Technology journalist Gareth Halfacree has launched the AB Open Community Round-Up series, offering a fortnightly glimpse at what’s happening in and around open source hardware and software, wireless and related topics.
For those looking to experiment with long-range radio-based wide-area networking, Niels Stamhuis’ Marvin development board aims to simplify prototyping of LoRaWAN and other LoRa projects.
Designed with colleagues at the RDM Makerspace, the Marvin board takes the form of a compact USB stick which can be programmed as an Arduino board but includes a Microchip RN2483 module for connectivity to LoRaWAN or other LoRa-standard networks.
The design, including documentation, is available under permissive licences, while the Marvin project’s Kickstarter campaign has beaten its modest €10,000 funding goal with two weeks left on the clock.
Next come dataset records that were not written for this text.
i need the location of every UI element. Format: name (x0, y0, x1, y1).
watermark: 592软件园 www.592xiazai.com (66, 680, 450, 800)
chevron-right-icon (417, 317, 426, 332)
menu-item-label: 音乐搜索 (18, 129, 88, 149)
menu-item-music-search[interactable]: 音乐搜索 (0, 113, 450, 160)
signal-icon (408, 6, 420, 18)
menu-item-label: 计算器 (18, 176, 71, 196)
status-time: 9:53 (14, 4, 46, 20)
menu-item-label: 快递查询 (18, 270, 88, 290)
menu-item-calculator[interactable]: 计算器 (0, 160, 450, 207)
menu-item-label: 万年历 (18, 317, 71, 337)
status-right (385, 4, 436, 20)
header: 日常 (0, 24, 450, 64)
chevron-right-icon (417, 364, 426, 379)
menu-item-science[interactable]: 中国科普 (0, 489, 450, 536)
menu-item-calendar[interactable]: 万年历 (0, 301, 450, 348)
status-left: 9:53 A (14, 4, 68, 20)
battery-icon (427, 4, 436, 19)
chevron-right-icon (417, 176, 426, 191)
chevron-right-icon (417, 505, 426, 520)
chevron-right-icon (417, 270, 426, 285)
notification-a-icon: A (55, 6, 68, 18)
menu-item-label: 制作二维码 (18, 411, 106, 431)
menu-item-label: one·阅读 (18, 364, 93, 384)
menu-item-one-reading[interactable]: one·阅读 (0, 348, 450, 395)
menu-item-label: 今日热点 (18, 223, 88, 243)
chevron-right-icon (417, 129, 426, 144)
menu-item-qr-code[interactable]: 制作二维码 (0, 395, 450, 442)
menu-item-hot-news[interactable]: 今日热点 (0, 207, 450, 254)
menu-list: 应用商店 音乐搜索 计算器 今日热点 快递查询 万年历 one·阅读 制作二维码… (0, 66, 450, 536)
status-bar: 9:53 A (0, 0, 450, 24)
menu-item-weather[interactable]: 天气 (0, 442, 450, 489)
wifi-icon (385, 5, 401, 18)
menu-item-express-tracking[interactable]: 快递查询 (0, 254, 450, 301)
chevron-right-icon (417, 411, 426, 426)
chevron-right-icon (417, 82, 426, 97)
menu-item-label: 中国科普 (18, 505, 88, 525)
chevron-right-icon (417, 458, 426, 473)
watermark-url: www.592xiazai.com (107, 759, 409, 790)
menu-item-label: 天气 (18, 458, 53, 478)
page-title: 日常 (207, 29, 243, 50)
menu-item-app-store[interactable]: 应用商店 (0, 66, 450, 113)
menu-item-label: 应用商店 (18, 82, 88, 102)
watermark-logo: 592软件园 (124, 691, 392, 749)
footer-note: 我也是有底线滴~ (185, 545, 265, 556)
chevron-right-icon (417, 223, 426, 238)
Boards start at €70 (£60), with a starter kit including board, USB battery pack, and a temperature sensor priced at €80 (£69).
Those more interested in development on field-programmable gate array (FPGA) platforms will be pleased to hear that a fresh batch of low-cost open-source MyStorm boards is due to hit the UK today.
MyStorm boards are based around the Lattice ICE40HX4K FPGA and aim to offer a low-cost, open platform complete with open-source toolchain – a rarity in the FPGA realm, where development is typically restricted to proprietary closed-source tools.
The trials and tribulations in getting the boards produced in China have been detailed by co-creator Ken Boak in the blog post A Storm in the Making, and he has confirmed that boards from the latest production batch are scheduled for delivery later today.
If you’re around London in early December, meanwhile, Ken is due to run a free FPGA programming workshop through the Open Source Hardware User Group (OSHUG) on December 1st.
French startup GreenWaves Technologies has claimed that its upcoming GAP8 processor, based on the open RISC-V design created at the University of California, Berkeley, will beat out the ARM Cortex-M0 through Cortex-M7 for efficiency.
In a presentation at the Semicon Europa event, company co-founder Joel Cambonie claimed that the use of the RISC-V PULP core design from the Universities of Bologna and ETF Zurich means a two-fold improvement in energy efficiency over ARM-based cores.
According to a write-up of the event at EE Times, GreenWaves plans to tape out the GAP8 in December with a view to commercial availability in February 2017. The GAP8 will go up against SiFive’s Freedom family of RISC-V parts, launched back in July.
Finally, anyone working with the Adapteva Epiphany many-core architecture, in particular on the Parallella family of development boards, will be pleased to read the announcement that ePython has reached the milestone of a version 1.0 release.
Developed by Nick Brown for the Epiphany and similar low-memory many-core chip architectures, ePython is a Python interpreter with a focus on heavy parallelism. Code executed under ePython runs on all cores, while communication to a mainstream Python interpreter running on the central processor is possible for command and control purposes.
Changes for ePython’s 1.0 release include improved syntax, tidied tutorials, garbage collection, full-scale memory management, and non-blocking P2P communications, among other enhancements. The software remains licensed under the BSD 2.0 licence and is available on Nick’s GitHub.